Overexpression of integrin αvβ6 is believed to play an important role in the invasion and metastasis of oral squamous cell carcinoma (OSCC). However, little is known about the molecular mechanisms leading to αvβ6 upregulation in OSCC. As the integrin β6 (ITGB6) is the only partner with αv, the expression of αvβ6 is dependent on ITGB6, it is, therefore, pivotal to investigate the mechanisms underlying ITGB6 overexpression in OSCC. We previously reported the cloning and characterization of human ITGB6 gene. In the current study, we further investigated the molecular mechanisms of ITGB6 expression and the upregulation by carcinogenesis related cytokine-transforming growth factor-β1 (TGF-β1) in OSCC cells. We first demonstrated that TGF-β1 can induce ITGB6 mRNA and protein express in a time and concentration dependent manner, and the induced-ITGB6 mRNA was not due to increase the mRNA stability, but regulated at transcriptional level. By using a luciferase reporter assay, site-mutation, RNA interference, and chromatin immunoprecipitation assay, we revealed for the first time that JunB, a member of the activator protein-1 (AP-1) family, is involved in the positive regulation to the ITGB6 transcription induced by TGF-β1 in OSCC cells.
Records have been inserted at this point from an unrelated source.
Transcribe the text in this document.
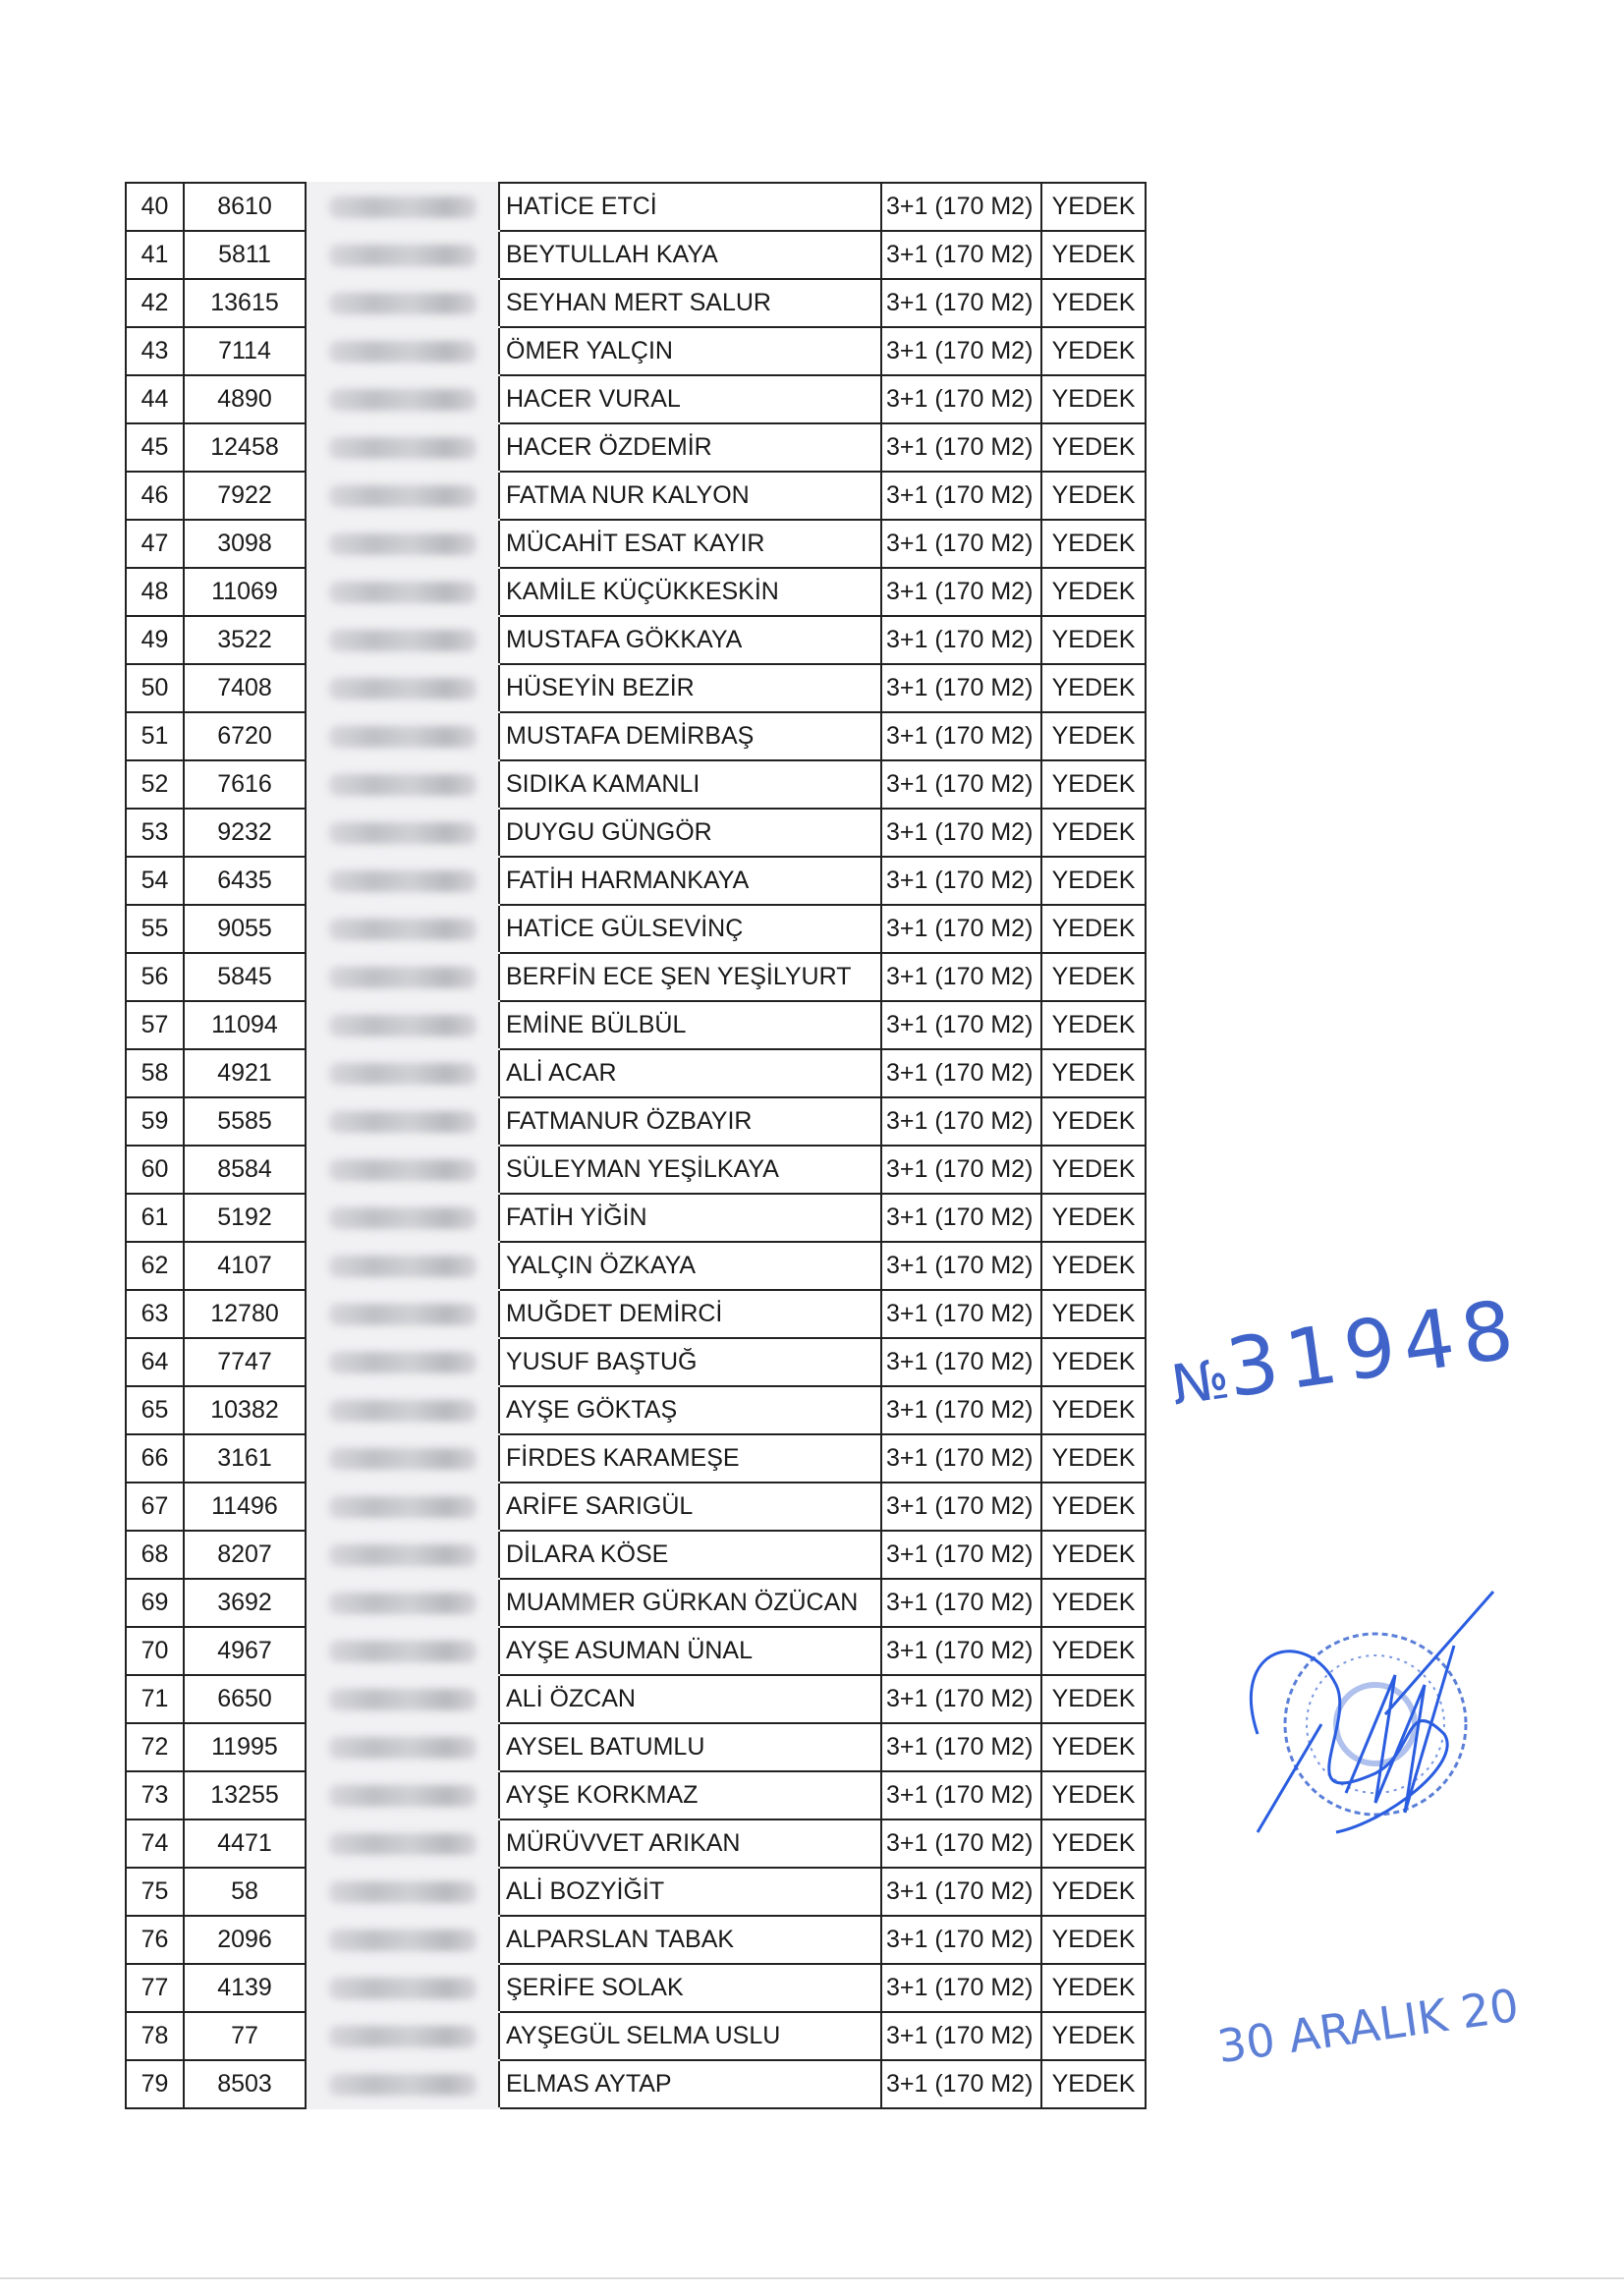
40	8610		HATİCE ETCİ	3+1 (170 M2)	YEDEK
41	5811		BEYTULLAH KAYA	3+1 (170 M2)	YEDEK
42	13615		SEYHAN MERT SALUR	3+1 (170 M2)	YEDEK
43	7114		ÖMER YALÇIN	3+1 (170 M2)	YEDEK
44	4890		HACER VURAL	3+1 (170 M2)	YEDEK
45	12458		HACER ÖZDEMİR	3+1 (170 M2)	YEDEK
46	7922		FATMA NUR KALYON	3+1 (170 M2)	YEDEK
47	3098		MÜCAHİT ESAT KAYIR	3+1 (170 M2)	YEDEK
48	11069		KAMİLE KÜÇÜKKESKİN	3+1 (170 M2)	YEDEK
49	3522		MUSTAFA GÖKKAYA	3+1 (170 M2)	YEDEK
50	7408		HÜSEYİN BEZİR	3+1 (170 M2)	YEDEK
51	6720		MUSTAFA DEMİRBAŞ	3+1 (170 M2)	YEDEK
52	7616		SIDIKA KAMANLI	3+1 (170 M2)	YEDEK
53	9232		DUYGU GÜNGÖR	3+1 (170 M2)	YEDEK
54	6435		FATİH HARMANKAYA	3+1 (170 M2)	YEDEK
55	9055		HATİCE GÜLSEVİNÇ	3+1 (170 M2)	YEDEK
56	5845		BERFİN ECE ŞEN YEŞİLYURT	3+1 (170 M2)	YEDEK
57	11094		EMİNE BÜLBÜL	3+1 (170 M2)	YEDEK
58	4921		ALİ ACAR	3+1 (170 M2)	YEDEK
59	5585		FATMANUR ÖZBAYIR	3+1 (170 M2)	YEDEK
60	8584		SÜLEYMAN YEŞİLKAYA	3+1 (170 M2)	YEDEK
61	5192		FATİH YİĞİN	3+1 (170 M2)	YEDEK
62	4107		YALÇIN ÖZKAYA	3+1 (170 M2)	YEDEK
63	12780		MUĞDET DEMİRCİ	3+1 (170 M2)	YEDEK
64	7747		YUSUF BAŞTUĞ	3+1 (170 M2)	YEDEK
65	10382		AYŞE GÖKTAŞ	3+1 (170 M2)	YEDEK
66	3161		FİRDES KARAMEŞE	3+1 (170 M2)	YEDEK
67	11496		ARİFE SARIGÜL	3+1 (170 M2)	YEDEK
68	8207		DİLARA KÖSE	3+1 (170 M2)	YEDEK
69	3692		MUAMMER GÜRKAN ÖZÜCAN	3+1 (170 M2)	YEDEK
70	4967		AYŞE ASUMAN ÜNAL	3+1 (170 M2)	YEDEK
71	6650		ALİ ÖZCAN	3+1 (170 M2)	YEDEK
72	11995		AYSEL BATUMLU	3+1 (170 M2)	YEDEK
73	13255		AYŞE KORKMAZ	3+1 (170 M2)	YEDEK
74	4471		MÜRÜVVET ARIKAN	3+1 (170 M2)	YEDEK
75	58		ALİ BOZYİĞİT	3+1 (170 M2)	YEDEK
76	2096		ALPARSLAN TABAK	3+1 (170 M2)	YEDEK
77	4139		ŞERİFE SOLAK	3+1 (170 M2)	YEDEK
78	77		AYŞEGÜL SELMA USLU	3+1 (170 M2)	YEDEK
79	8503		ELMAS AYTAP	3+1 (170 M2)	YEDEK
№31948
30 ARALIK 20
Furthermore, our data also demonstrated that histone acetyltransferase (HAT) CBP mediated histone H3 and H4 hyperacetylation, and RNA Polymerase II recruitment to ITGB6 promoter, facilitated the binding of transcription factor JunB to ITGB6 promoter after TGF-β1 stimulation. Collectively, these findings demonstrate that JunB and CBP-mediated histone hyperacetylation are responsible for TGF-β1 induced ITGB6 transcription in OSCC cells, suggesting that epigenetic mechanisms are responsible for the active transcription expression of ITGB6 induced by TGF-β1 in OSCC cells.